(RxWiki News) Tremors in the upper limbs are a major concern for two-thirds of multiple sclerosis (MS) patients as they can contribute to disability and are considered by to be one of the most difficult symptoms to treat.
Botulinum toxin has been show to reduce tremors in MS patients, but not without side effects.
A recent study seeks to evaluate the safety and effectiveness of botulinum toxin type A MS for upper limb tremor.
The study was led by Anneke van der Walt, MD, consultant neurologist at The Royal Melbourne Hospital and research fellow with the University of Melbourne in Australia and published in the July issue of Neurology, the medical journal of the American Academy of Neurology.
Thirty-three upper limbs from 23 MS patients received either botulinum toxin type A or a placebo for three months. For the next three months, those that received the botulinum toxin were given the placebo and the placebo group was given the botulinum toxin.
"Discuss any concerns with your doctor before treating tremors."
Tremor severity and the ability to write and draw before, during and after receiving the treatments were measured. Video assessments from an independent rater were taken every six weeks for six months.
Results improved significantly more at six weeks and three months after the botulinum toxin than with the placebo.
Outcomes were scored on a ten point scale. Botulinum toxin participants improved an average of two points on tremor severity and an average of one point on writing and drawing.
“Tremor can present significant functional limitations for some persons with MS,” said Nancy D. Chiaravalloti, PhD, Director of Neuropsychology & Neuroscience Research at Kessler Foundation.
“Importantly, gains were noted on both standardized assessments of tremor and functional tasks (writing, drawing, pouring). This indicates a daily life benefit of the treatment, which is essential to the lives of persons with MS.”

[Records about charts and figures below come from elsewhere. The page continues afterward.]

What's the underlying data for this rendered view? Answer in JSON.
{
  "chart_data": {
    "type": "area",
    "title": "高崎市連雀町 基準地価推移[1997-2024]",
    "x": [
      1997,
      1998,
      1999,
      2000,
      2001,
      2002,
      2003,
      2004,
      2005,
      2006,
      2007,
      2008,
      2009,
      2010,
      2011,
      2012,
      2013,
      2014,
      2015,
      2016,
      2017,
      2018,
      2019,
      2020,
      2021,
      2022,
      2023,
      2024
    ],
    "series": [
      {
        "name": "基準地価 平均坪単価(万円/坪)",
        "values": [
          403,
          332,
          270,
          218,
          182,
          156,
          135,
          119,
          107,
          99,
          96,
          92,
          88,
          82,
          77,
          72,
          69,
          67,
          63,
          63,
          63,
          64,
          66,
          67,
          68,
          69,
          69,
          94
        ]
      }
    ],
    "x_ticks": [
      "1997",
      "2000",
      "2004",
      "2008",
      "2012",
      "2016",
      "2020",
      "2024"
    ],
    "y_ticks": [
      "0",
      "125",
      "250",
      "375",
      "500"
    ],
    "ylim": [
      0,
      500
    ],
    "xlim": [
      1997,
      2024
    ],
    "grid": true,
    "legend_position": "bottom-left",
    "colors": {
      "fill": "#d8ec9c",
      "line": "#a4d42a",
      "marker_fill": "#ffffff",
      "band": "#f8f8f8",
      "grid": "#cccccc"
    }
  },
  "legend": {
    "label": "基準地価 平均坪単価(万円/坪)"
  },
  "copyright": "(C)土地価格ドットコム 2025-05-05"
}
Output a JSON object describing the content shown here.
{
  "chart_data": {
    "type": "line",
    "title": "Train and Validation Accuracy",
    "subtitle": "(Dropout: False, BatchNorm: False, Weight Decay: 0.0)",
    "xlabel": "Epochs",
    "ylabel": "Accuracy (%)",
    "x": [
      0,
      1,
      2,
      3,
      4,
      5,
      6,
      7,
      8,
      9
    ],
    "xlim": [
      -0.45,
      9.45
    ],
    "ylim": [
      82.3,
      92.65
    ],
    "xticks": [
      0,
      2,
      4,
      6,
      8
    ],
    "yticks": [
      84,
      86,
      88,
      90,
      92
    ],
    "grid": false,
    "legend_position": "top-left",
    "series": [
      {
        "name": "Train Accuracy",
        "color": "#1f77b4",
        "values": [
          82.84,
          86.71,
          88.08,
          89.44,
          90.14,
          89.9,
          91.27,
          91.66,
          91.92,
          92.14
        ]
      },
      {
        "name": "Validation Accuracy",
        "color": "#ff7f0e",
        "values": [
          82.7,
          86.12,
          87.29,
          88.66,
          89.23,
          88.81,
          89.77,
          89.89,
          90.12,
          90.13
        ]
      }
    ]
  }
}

Tremors are caused by damaged areas along the complex nerve pathways needed for coordination and movement.
Current treatment methods for MS tremors include medications, physical therapy and surgery, but evidence of benefit is conflicting and treatments like surgery can have serious side effects.
The use of botulinum toxin could solve current major treatment challenges. However, botulinum toxin is known to have its own side effects.
Botulinum toxin can lead to decrease in muscle spasticity and strength. In this study, mild to moderate reversible muscle weakness was observed in 42 percent of people after botulinum toxin treatment and six percent after placebo.
The study was funded by Box Hill MS Research Fund and the Royal Melbourne Hospital Neuroscience Foundation. Allergen, the pharmaceutical company that makes Botox, donated 40 vials of the product for the study.
All authors have reported conflicts of interest with pharmaceutical companies including Bayer, Bioden Idec, GlaxoSmithKline, Sanofi-Aventis, Merck Serono, Pfizer, Allergan, Boehringer Ingelheim and UBC Pharma.